To be or not to be...profitable: That is the question! Is profitability really a matter of life and death? Yes! Your business literally thrives when it is profitable and dies when it is not.

The real question is this: How do you get to profitability? It starts with your margins. In this article, we will take a look at the building blocks for creating a "philosophy of margins," talk to some industry-leading experts about how they achieve "good" margins, and provide a list of best practices you can start implementing today to boost your margins.

THE "PHILOSOPHY OF MARGINS"

Margins can best be understood in the larger picture of your company and what is important to you as an owner. Perhaps you could call this a "philosophy of margins." There is no "one-size-fits-all" approach, but there are some basic principles that should help you understand the margins you need to run your company.

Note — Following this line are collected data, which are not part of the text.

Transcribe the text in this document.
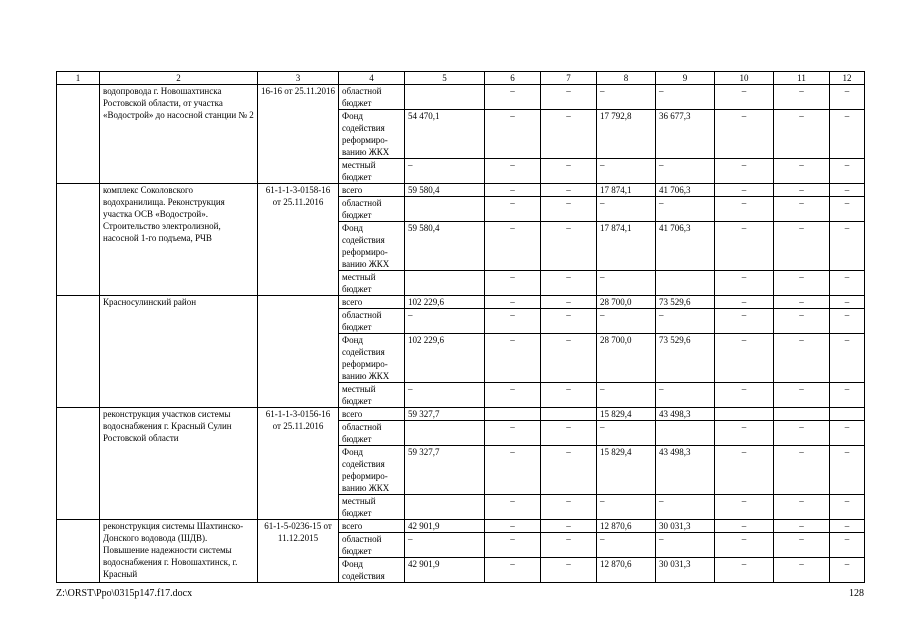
1	2	3	4	5	6	7	8	9	10	11	12
	водопровода г. Новошахтинска Ростовской области, от участка «Водострой» до насосной станции № 2	16-16 от 25.11.2016	областной бюджет		–	–	–	–	–	–	–
			Фонд содействия реформиро-ванию ЖКХ	54 470,1	–	–	17 792,8	36 677,3	–	–	–
			местный бюджет	–	–	–	–	–	–	–	–
	комплекс Соколовского водохранилища. Реконструкция участка ОСВ «Водострой». Строительство электролизной, насосной 1-го подъема, РЧВ	61-1-1-3-0158-16 от 25.11.2016	всего	59 580,4	–	–	17 874,1	41 706,3	–	–	–
			областной бюджет		–	–	–	–	–	–	–
			Фонд содействия реформиро-ванию ЖКХ	59 580,4	–	–	17 874,1	41 706,3	–	–	–
			местный бюджет		–	–	–		–	–	–
	Красносулинский район		всего	102 229,6	–	–	28 700,0	73 529,6	–	–	–
			областной бюджет	–	–	–	–	–	–	–	–
			Фонд содействия реформиро-ванию ЖКХ	102 229,6	–	–	28 700,0	73 529,6	–	–	–
			местный бюджет	–	–	–	–	–	–	–	–
	реконструкция участков системы водоснабжения г. Красный Сулин Ростовской области	61-1-1-3-0156-16 от 25.11.2016	всего	59 327,7			15 829,4	43 498,3			
			областной бюджет		–	–	–		–	–	–
			Фонд содействия реформиро-ванию ЖКХ	59 327,7	–	–	15 829,4	43 498,3	–	–	–
			местный бюджет		–	–	–	–	–	–	–
	реконструкция системы Шахтинско-Донского водовода (ШДВ). Повышение надежности системы водоснабжения г. Новошахтинск, г. Красный	61-1-5-0236-15 от 11.12.2015	всего	42 901,9	–	–	12 870,6	30 031,3	–	–	–
			областной бюджет	–	–	–	–	–	–	–	–
			Фонд содействия	42 901,9	–	–	12 870,6	30 031,3	–	–	–
Z:\ORST\Ppo\0315p147.f17.docx	128
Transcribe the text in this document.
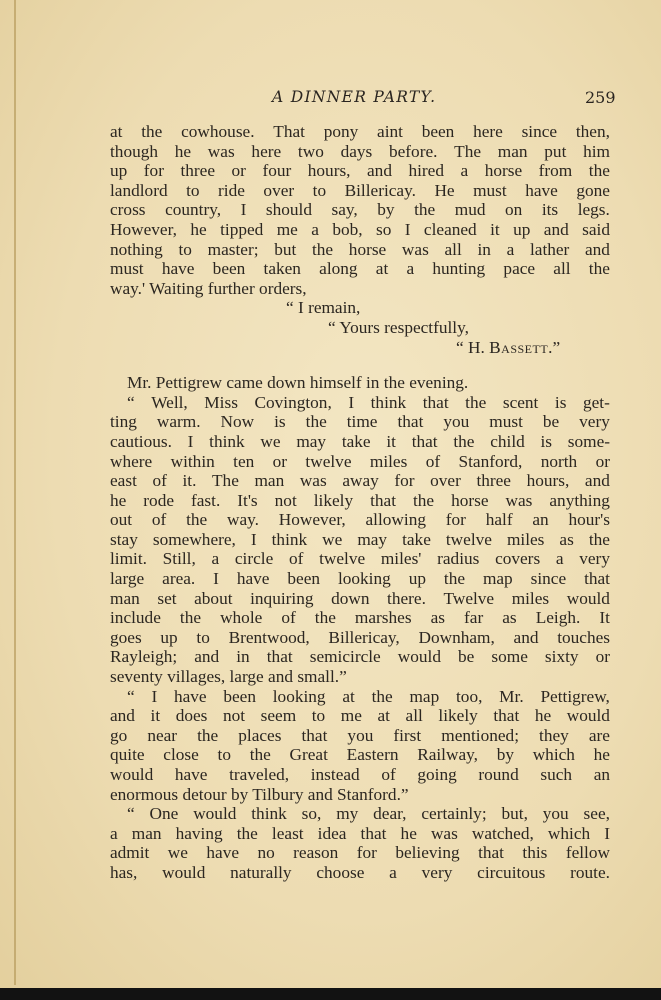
A DINNER PARTY.	259
at the cowhouse. That pony aint been here since then,
though he was here two days before. The man put him
up for three or four hours, and hired a horse from the
landlord to ride over to Billericay. He must have gone
cross country, I should say, by the mud on its legs.
However, he tipped me a bob, so I cleaned it up and said
nothing to master; but the horse was all in a lather and
must have been taken along at a hunting pace all the
way.' Waiting further orders,
“ I remain,
“ Yours respectfully,
“ H. Bassett.”
Mr. Pettigrew came down himself in the evening.
“ Well, Miss Covington, I think that the scent is get-
ting warm. Now is the time that you must be very
cautious. I think we may take it that the child is some-
where within ten or twelve miles of Stanford, north or
east of it. The man was away for over three hours, and
he rode fast. It's not likely that the horse was anything
out of the way. However, allowing for half an hour's
stay somewhere, I think we may take twelve miles as the
limit. Still, a circle of twelve miles' radius covers a very
large area. I have been looking up the map since that
man set about inquiring down there. Twelve miles would
include the whole of the marshes as far as Leigh. It
goes up to Brentwood, Billericay, Downham, and touches
Rayleigh; and in that semicircle would be some sixty or
seventy villages, large and small.”
“ I have been looking at the map too, Mr. Pettigrew,
and it does not seem to me at all likely that he would
go near the places that you first mentioned; they are
quite close to the Great Eastern Railway, by which he
would have traveled, instead of going round such an
enormous detour by Tilbury and Stanford.”
“ One would think so, my dear, certainly; but, you see,
a man having the least idea that he was watched, which I
admit we have no reason for believing that this fellow
has, would naturally choose a very circuitous route.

To get started, what is a margin? Ted Lawrence, vice president of Pro Sales at KIK Consumer Products, says: "Most people do not know how to calculate margins, it is not as simple as adding 50% to their cost. That is markup. Margin is the difference between the cost and the selling price, not the percentage of increase." To illustrate Ted's point, if you pay $50 for a small bucket of tabs and mark it up 50%, your selling price would be $75. If you sell the product for $100, you would deduct the cost of $50, which would leave you with $50. If you divide the remaining $50 by the selling price of $100, you arrive at a 50% margin.

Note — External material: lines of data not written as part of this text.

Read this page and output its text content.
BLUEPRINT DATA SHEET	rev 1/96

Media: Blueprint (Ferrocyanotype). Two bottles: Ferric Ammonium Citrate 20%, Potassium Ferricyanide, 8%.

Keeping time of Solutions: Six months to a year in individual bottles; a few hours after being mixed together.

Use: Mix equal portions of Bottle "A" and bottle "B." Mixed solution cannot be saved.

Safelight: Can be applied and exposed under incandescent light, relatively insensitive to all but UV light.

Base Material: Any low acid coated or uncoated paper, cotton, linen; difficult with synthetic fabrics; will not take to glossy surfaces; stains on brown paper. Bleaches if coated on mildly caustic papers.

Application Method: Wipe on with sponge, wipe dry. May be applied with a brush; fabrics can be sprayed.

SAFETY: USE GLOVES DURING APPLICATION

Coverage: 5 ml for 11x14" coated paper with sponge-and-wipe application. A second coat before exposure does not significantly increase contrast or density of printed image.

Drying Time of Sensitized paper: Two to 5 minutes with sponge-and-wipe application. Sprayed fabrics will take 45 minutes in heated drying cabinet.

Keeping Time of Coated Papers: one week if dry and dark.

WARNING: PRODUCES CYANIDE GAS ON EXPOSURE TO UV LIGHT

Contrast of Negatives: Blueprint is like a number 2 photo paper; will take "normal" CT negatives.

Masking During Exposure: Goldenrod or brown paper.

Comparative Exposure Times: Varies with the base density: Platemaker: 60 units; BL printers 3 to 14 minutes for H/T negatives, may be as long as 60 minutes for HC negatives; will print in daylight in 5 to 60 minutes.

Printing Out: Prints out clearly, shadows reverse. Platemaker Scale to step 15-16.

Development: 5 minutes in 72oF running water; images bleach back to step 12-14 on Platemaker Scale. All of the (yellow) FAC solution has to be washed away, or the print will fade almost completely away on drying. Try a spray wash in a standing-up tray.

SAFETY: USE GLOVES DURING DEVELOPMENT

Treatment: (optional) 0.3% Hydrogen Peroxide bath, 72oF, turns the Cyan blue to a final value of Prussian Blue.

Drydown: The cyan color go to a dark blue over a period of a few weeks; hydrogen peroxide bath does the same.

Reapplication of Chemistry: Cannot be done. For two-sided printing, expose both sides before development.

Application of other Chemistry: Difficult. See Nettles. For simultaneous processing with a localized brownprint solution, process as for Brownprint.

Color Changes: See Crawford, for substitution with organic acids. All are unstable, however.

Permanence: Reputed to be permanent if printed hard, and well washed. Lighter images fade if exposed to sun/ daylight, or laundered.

This distinction is important because if you take the money you bring in from the sales of your retail products (total revenue) and subtract what you paid for the products (the total cost of goods), you are left with the gross profit. The higher the gross profit, the easier it is to cover variable cost (the stuff that changes based on sales activity such as commissions, shipping, cost of goods, etc.) and fixed cost (rent, utility bills, insurance, etc.). There are a variety of ways to account for these expenses, and for that, you should consult your accountant; however, for the purpose of this article, it is important to know that your gross profit margins are used to cover monthly expenses. What is left is what you have worked so hard for: your net income.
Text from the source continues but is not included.